Analysts at Killik Capital point out that there was no mention of debt levels in yesterday's statement and that the £2.2bn of net debt announced last September might still be considered a concern. A spokesperson for the group said that the market can expect the debt level to rise to between £2.4bn and £2.5bn by the time of the full-year results.

The Killik experts argue that the group is well within its banking cov-enants, regardless of the debt, and that the strong full-year performance, coupled with the fact that 50 per cent of the group's revenue is contracted, makes FirstGroup a safe bet. Buy.

Thomas Cook Group

Our view: Buy

Share price: 240p (+12p)

Even though people are losing their jobs at a rate of knots, and more worryingly for consumer-focused com-panies, many more think they might find themselves unemployed in the coming months, holidaying seems to be one of the things that is holding up better than most.

Manny Fontenla-Novoa, the chief executive of Thomas Cook, would have every right to say that he told us all so. The group announced a strong trading update yesterday, saying that it is expecting to meet its full-year expectations. Mr Fontenla-Novoa, however, concedes that things are tougher and that while he is confident, there is still unsold capacity in Thomas Cook's summer holiday market. "It is not yet in the bag," he warns.

Yesterday's update detailed that while the last four weeks have shown tremendous growth in the group's winter holiday sales, against last year, sales are down 7 per cent.

Investors, however, should be warned against worrying too much about the sales drop. Mr Fontenla-Novoa points out that while sales are down, margins are protected to some extent by the fact that about 25 per cent of capacity has been taken out of the industry, both deliberately and due to the collapse of smaller rivals.

Despite the perception that holiday groups must be suffering in the downturn, the market has not punished the company, with the stock rising 27 per cent in the last quarter.

Watchers at Royal Bank of Scotland say that, trading on 7.8 times its 2009 price-earnings ratio, the shares are a buy. Despite our scepticism a few months ago, we would now be inclined to agree. Buy.

Playtech

Our view: Buy

Share price: 408p (+4p)

It may sound counter-intuitive in the middle of a recession, but a lot of gambling companies are doing rather well, and while none will stick their necks out and say that they are actually recession-proof, investors might still want to take a flutter.

Playtech, the company that provides online programmes to gaming groups, announced a bumper set of full-year results yesterday, saying that pre-tax profits were up to €41.5m, from €26.8m last year. The dividend was up 49 per cent to 7.6 cents.
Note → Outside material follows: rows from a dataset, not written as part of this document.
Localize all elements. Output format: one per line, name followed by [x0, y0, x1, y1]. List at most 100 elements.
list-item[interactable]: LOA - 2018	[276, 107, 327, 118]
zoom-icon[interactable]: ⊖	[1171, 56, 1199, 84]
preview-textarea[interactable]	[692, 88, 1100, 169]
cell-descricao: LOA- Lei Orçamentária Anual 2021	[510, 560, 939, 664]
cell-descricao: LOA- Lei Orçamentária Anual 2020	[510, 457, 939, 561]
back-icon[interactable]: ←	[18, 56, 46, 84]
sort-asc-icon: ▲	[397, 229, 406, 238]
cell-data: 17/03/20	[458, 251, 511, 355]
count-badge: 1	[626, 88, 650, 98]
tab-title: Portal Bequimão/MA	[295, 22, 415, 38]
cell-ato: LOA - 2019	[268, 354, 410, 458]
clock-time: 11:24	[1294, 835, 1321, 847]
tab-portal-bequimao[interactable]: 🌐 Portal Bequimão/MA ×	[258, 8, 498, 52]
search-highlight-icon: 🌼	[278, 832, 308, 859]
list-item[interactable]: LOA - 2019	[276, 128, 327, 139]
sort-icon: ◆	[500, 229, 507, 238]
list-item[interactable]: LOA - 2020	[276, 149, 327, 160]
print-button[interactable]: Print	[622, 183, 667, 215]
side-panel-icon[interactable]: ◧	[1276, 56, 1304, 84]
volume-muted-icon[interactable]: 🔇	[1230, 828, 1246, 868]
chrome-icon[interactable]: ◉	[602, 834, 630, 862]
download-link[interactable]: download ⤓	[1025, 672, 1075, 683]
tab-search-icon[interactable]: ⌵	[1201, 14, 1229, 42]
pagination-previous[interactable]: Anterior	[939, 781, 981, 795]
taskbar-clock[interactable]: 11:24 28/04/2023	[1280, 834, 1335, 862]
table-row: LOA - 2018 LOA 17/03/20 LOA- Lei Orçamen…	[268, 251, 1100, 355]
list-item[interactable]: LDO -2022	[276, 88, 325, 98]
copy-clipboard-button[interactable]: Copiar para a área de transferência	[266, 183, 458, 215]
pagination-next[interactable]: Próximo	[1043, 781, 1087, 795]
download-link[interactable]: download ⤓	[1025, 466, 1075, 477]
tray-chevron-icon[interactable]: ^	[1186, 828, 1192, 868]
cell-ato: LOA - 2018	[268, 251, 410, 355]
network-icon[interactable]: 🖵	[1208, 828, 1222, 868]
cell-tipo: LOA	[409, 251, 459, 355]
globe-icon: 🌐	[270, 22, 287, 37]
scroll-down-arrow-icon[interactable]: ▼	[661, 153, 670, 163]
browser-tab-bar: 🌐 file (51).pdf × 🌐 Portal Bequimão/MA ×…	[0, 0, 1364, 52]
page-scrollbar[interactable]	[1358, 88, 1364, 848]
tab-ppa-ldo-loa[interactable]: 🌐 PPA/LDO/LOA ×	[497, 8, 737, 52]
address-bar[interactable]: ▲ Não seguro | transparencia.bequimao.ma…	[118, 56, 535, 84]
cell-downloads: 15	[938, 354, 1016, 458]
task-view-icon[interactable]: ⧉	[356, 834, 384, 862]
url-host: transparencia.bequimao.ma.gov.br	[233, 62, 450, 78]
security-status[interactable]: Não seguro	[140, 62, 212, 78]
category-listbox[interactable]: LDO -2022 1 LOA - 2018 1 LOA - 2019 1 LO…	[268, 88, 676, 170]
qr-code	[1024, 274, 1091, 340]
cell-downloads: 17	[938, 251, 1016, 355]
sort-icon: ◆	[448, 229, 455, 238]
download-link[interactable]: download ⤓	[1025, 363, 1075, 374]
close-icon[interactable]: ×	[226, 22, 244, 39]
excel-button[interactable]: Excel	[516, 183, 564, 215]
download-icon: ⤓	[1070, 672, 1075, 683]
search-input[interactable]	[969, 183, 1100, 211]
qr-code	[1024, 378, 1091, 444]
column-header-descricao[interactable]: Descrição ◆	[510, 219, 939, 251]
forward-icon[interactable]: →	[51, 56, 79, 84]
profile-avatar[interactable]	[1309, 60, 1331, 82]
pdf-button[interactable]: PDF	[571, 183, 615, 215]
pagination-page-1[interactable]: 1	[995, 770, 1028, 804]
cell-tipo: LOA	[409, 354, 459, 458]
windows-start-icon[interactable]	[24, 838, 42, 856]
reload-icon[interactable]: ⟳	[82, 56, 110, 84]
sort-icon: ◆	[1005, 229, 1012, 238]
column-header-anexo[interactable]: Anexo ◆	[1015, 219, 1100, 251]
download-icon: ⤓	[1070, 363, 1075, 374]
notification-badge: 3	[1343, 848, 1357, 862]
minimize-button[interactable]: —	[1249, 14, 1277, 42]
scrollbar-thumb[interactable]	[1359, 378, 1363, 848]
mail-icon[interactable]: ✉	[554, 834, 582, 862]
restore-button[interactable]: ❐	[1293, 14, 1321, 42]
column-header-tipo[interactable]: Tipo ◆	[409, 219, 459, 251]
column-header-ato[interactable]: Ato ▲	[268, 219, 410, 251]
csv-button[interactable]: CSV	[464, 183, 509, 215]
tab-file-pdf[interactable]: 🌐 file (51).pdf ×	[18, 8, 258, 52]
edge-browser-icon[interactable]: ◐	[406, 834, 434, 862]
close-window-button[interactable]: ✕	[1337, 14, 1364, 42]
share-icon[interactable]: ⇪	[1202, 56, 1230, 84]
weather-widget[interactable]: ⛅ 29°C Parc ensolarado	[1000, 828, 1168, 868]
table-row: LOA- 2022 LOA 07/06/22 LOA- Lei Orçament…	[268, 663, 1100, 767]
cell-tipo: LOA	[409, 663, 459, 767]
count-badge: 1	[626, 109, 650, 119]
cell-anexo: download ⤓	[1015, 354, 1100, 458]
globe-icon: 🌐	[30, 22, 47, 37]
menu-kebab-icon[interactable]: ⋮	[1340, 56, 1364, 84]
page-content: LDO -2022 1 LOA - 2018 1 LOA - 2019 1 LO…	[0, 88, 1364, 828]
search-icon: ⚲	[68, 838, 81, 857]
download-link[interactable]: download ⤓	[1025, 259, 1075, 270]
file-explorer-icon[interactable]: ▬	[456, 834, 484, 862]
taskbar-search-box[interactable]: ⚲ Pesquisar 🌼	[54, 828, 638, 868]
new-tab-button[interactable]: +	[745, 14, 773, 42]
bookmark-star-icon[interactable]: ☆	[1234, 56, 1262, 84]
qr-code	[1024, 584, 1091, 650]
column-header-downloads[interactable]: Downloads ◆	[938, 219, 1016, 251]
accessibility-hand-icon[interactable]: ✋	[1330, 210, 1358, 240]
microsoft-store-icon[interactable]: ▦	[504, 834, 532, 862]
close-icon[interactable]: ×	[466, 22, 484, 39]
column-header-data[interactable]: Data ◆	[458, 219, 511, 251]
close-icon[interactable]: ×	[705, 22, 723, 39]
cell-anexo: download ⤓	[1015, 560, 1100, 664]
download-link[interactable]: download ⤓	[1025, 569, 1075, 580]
Cynics would argue that it is too late to buy the stock, given the 25 per cent growth in the shares over the last quarter and the lukewarm reaction yesterday. While the company uses the now rather tired "recession resilient" phrase to explain its position vis-à-vis the economy, it is actually difficult to tell since the online gaming industry has never been through a recession.

Its chief executive, Mor Weizer, says that diversity is the key and that being in several sectors and at least 45 countries is doing the group a great service.

Goldman Sachs reckons that a recent deal with William Hill has ensured that the year has started positively and the stock is on their "conviction buy" list. Trading at 8.2 times its 2009 price-earn-ings ratio, Playtech comes at a discount to peers. Buy.